The private equity (PE) sector in the Middle East will remain largely unaffected by the sub-prime crisis, as, unlike Western economies, PE acquisitions in the region are not leveraged, industry experts have said.
This statement comes in the wake of increasing attacks on the PE industry and a recent Standard & Poor’s report. The report states most firms near default have private equity ties and there are concerns on a global level that a lot of it is over-leveraged into asset classes, which may default owing to the sub-prime crisis.
Experts in the Middle East, however, believe this may not be applicable to the region. Imad Ghandour, Chairman of the Information & Statistics Committee in GVCA (Gulf Venture Capital Association) and Executive Director in Gulf Capital, told Emirates Business: “This is not an issue in the Middle East. In this region, most acquisitions are not leveraged. These may be the concerns on a global level, but they are not applicable here.
“A lot of money is being committed to private equity funds in the Middle East and this has increased by 122 per cent in 2007. Several funds are selling investments successfully and the private equity industry is bolstering its reputation of being one of the best asset classes.”
Analysts, however, agree that there may be some effect of the sub-prime mess, but hope the impact of the storm is minimal. Ghandour said though economic fundamentals remain strong in the Middle East, all financial players will feel the heat of the global meltdown. “Hopefully, our region will be the least affected,” he said.
Ghandour also called for a secondary market for PE to be developed. “The secondary market is very small. The whole asset class is only three years old, and hence is not deep enough for secondaries as yet,” he said.
Ashish Dave, Head of Private Equity, Middle East and South Asia in KPMG, believes the private equity industry is going strong in the region backed by robust fundamentals. “We can demonstrate to a global audience that there is real substance, structure and professionalism behind the stories of liquidity and petrodollars looking for a home and this can only benefit the region’s private equity houses and their investors,” he said.

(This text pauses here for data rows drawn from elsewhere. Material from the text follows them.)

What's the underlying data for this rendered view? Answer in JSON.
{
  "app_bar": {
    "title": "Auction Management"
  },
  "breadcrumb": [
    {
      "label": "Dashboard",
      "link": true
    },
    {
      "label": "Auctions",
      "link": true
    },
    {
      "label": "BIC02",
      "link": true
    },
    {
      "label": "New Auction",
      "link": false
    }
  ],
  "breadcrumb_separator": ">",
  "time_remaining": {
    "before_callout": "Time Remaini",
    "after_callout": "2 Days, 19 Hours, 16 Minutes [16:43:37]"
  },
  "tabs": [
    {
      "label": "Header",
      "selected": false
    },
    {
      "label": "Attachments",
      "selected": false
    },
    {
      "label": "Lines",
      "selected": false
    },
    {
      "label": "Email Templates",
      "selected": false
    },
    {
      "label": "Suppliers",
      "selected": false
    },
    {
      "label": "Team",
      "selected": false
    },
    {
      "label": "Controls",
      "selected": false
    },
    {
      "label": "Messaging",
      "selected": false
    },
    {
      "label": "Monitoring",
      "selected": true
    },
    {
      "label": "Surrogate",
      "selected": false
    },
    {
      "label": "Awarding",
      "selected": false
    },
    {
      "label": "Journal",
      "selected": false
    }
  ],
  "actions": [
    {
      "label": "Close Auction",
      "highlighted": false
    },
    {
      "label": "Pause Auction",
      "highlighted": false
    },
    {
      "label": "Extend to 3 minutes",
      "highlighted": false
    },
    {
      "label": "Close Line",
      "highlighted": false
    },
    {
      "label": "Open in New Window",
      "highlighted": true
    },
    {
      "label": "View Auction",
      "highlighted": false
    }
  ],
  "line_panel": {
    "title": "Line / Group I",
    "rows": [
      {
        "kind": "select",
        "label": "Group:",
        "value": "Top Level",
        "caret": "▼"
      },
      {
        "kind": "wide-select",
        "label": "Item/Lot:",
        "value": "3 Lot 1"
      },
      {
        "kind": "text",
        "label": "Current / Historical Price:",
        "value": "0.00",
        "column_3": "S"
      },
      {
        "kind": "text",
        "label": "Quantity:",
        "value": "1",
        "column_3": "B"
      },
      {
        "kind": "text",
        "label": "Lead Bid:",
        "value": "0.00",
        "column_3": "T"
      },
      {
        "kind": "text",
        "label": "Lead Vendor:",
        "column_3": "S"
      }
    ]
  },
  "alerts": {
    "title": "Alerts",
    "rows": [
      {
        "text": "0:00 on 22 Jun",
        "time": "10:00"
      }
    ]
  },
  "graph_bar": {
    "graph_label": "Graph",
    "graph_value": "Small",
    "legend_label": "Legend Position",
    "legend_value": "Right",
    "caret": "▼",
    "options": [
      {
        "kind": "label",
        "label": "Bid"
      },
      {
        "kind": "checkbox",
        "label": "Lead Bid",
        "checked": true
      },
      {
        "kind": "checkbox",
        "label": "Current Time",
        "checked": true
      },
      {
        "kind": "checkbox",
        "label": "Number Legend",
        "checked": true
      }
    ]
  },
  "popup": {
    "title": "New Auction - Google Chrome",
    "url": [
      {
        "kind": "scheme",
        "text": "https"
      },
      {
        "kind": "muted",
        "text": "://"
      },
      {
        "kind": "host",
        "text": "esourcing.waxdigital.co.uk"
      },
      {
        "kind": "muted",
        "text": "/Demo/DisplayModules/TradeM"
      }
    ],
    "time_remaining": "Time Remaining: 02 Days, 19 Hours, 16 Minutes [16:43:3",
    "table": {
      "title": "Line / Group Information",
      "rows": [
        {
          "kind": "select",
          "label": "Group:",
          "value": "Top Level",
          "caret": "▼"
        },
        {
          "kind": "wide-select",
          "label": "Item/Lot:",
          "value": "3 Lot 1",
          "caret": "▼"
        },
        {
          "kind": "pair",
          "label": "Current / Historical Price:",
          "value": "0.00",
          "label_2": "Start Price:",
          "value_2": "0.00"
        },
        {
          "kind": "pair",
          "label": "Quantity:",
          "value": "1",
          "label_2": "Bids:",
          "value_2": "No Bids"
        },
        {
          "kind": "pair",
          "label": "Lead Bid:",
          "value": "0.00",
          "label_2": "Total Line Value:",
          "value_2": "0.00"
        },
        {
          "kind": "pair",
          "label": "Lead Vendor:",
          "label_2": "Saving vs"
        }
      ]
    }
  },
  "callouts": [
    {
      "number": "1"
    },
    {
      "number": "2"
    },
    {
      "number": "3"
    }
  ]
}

According to a recent report, new amounts committed to private equity funds in the Middle East have more than doubled in 2007, from $2.7 billion (Dh9.9bn) in 2006 to $6bn in 2007, which is a 122 per cent increase.
This brings the total money under the management of private equity houses to around $13.3bn in more than 76 funds. In 2006, the total investments were $1.8bn in more than 50 investments, and in 2007 this number increased to $3.5bn in more than 62 investments.
The first billion-dollar investment was completed in 2007, when Abraaj Capital took over Egypt Fertilizers Company for $1.4bn. Abraaj Infrastructure & Growth Capital Fund was the first fund exceeding one billion, which paved the way for the entrance of mega funds into the region.
There were a number of exits recorded in 2007 as well, according to the Standard and Poor’s report. Private equity houses sold 19 of their investments for a total amount of $1.6bn, compared to 17 sales worth only $0.2bn in 2006. In terms of geographic distribution, Egypt was the leading recipient of private equity investments over the past decade with a market share of 37 per cent, mainly as a result of a few large investments in 2006 and 2007.
The UAE has consistently been a favourite destination for a number of investments, and came second with 19 per cent of total investments. The region’s economic heavyweight, Saudi Arabia’s market share has risen quickly to 15 per cent.
Jordan, as a result of its open economy, stood fourth with six per cent market share, ahead of several larger Arab economies.
The report also surveyed companies backed by private equity funds that witnessed outstanding growth. These companies increased their sales by more than 92 per cent, their exports by more than 95 per cent and their profits, too, by more than 92 per cent. Moreover, private equity companies have increased investment by 86 per cent, headcount by 43 per cent and R&D spending by 32 per cent, highlighting the role of private equity in sustainable development.
S&P RATINGS ARE STILL RELIABLE
A triple A credit rating from Standard & Poor’s means the rated security or debt issuer has an extremely strong capacity to meet its financial commitments. It is S&P’s highest rating and therefore should have the lowest probability of default.
This remains the case even in today’s volatile credit markets. Although the market valuation of many triple A structured securities has fallen heavily – reflecting in large part their very limited market liquidity – very few have defaulted. According to the most recent structured finance rating transition study of the 26,000 triple A ratings issued by S&P on structured securities between 1978 and end 2007, less than 0.1 per cent have defaulted. That is broadly comparable with the historic default rate for triple A corporate bonds.
Triple A ratings can and do change, both in the corporate and structured bond markets, and they can and do default.
However, it remains the case that they default more rarely than securities that were originally rated lower.
According to Vickie Tillman, Executive Vice-President, Ratings Services, Standard & Poor’s, New York: “Standard & Poor’s is committed to continuing to enhance its analytics and the information we provide the market, and we continue to take steps to build greater confidence in our ratings and support the efficient operation of the global credit markets.”